When we talk about representation, what we mean is not to bar Sean Baker and other people like him from Hollywood or whatever industry has in mind. If he wants to tell this story, then he should be able to tell the story. But the story is not well-made. It is inauthentic and showy, lacking the forthrightness and humanity of Andrea Arnold’s American Honey, another movie about youth in impoverished Trumpland. Is it at least possible that Sean Baker, who grew up in the ritzy North Jersey suburbs of New York City, went to private school, and then graduated from NYU, might be the wrong person to tell the story of Floridians trying to get by? Is it possible that in the hands of someone whose experience is a little more nuanced that we might have gotten a better movie? (This, to me, is really at the heart of why representation matters from an artistic perspective: more viewpoints almost certainly mean more honest art.) The Florida Project is not Rome, Open City or Killer of Sheep, and Sean Baker is not Rossellini or Burnett.

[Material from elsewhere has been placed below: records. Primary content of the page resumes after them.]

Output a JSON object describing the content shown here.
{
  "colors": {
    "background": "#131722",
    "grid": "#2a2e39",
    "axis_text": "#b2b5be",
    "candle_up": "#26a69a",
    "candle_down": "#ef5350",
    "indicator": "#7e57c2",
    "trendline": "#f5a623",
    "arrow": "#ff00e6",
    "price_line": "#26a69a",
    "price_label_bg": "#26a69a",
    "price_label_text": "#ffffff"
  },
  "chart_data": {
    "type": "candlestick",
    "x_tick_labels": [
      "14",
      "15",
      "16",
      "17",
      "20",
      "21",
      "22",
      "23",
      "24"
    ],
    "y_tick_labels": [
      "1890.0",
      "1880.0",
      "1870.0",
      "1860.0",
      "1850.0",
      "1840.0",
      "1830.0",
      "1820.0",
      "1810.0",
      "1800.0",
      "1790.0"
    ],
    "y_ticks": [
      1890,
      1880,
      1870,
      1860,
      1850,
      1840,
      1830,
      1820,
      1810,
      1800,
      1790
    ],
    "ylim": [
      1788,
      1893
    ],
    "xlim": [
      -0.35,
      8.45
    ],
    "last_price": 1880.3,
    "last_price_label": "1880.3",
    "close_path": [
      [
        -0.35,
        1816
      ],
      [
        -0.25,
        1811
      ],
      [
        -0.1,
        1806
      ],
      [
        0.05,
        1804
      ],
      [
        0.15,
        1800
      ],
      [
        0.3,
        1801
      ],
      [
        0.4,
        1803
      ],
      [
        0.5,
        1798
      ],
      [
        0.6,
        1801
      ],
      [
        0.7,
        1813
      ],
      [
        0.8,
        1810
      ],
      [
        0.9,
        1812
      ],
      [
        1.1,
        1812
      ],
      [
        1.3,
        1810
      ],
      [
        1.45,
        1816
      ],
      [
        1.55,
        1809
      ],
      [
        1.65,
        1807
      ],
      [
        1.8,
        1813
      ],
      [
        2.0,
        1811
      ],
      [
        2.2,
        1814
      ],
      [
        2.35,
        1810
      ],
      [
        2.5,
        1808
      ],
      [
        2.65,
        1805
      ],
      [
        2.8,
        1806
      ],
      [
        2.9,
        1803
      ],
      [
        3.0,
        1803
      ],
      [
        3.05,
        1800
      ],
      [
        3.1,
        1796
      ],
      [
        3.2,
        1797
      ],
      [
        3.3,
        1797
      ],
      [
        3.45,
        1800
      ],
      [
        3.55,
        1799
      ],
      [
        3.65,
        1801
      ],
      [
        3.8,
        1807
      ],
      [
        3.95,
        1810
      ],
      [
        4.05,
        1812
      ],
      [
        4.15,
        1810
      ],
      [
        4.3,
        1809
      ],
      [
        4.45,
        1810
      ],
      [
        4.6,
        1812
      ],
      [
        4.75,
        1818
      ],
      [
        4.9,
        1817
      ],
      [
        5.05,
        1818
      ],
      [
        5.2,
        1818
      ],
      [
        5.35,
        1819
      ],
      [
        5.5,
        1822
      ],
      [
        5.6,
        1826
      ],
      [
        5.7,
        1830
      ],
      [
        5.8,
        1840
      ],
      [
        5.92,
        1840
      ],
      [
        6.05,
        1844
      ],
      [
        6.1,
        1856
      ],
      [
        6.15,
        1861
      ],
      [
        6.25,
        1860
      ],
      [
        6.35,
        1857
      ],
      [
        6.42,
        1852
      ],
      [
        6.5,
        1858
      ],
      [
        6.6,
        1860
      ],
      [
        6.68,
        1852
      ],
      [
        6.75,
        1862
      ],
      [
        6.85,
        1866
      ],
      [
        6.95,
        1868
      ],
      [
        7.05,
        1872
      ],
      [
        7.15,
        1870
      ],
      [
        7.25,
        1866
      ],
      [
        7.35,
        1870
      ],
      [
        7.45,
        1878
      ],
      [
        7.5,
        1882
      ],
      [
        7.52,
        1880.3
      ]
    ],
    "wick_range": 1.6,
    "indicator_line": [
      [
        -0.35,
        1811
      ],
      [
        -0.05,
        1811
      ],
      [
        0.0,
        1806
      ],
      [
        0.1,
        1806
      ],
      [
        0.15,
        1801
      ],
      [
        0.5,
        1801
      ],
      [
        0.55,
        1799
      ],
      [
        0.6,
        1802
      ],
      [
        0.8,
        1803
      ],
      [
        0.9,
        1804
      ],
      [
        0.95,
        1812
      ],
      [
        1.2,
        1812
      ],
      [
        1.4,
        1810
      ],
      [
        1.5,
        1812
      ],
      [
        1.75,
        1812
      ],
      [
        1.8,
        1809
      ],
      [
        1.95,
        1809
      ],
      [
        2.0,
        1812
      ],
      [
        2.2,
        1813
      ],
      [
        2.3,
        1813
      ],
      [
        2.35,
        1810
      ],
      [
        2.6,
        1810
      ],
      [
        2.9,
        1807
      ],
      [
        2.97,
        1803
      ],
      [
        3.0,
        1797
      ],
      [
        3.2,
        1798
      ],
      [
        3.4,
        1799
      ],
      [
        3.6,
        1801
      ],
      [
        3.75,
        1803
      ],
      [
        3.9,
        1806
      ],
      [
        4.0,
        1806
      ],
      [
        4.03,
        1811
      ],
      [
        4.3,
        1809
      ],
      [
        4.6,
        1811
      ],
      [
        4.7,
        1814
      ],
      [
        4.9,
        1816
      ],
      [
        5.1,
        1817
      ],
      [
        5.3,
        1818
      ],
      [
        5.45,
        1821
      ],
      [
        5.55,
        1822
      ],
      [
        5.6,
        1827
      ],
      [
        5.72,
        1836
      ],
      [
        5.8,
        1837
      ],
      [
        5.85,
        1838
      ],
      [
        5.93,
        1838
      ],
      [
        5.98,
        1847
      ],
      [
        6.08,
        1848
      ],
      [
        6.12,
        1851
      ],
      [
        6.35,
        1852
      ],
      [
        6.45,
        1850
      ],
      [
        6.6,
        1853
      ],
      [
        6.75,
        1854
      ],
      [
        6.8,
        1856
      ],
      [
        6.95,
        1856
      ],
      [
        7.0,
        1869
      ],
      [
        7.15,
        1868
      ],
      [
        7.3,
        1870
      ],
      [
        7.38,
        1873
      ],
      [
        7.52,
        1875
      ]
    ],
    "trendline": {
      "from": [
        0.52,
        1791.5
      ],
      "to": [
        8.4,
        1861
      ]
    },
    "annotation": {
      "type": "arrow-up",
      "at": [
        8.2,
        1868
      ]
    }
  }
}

There’s no kitchen sink in the DNA of this film. A handheld camera, mumbled dialogue, and tattoos can only signify so much realism, and in Baker’s hands they’re like bacon bits failing to disguise a salad made entirely of iceberg lettuce. For him, this is all just a fantasy anyway. Perhaps the intent of watching Jancey lead Moonee into Disney World is to emphasize that just miles from her motel, there is a world that does not sorrow or hunger or worry about tomorrow. I can’t stop myself from reading it differently: it’s a metaphor for the film itself, burrowing inside its own made-up world and hoping that no one will realize it is the poorest, most digestible simulacrum.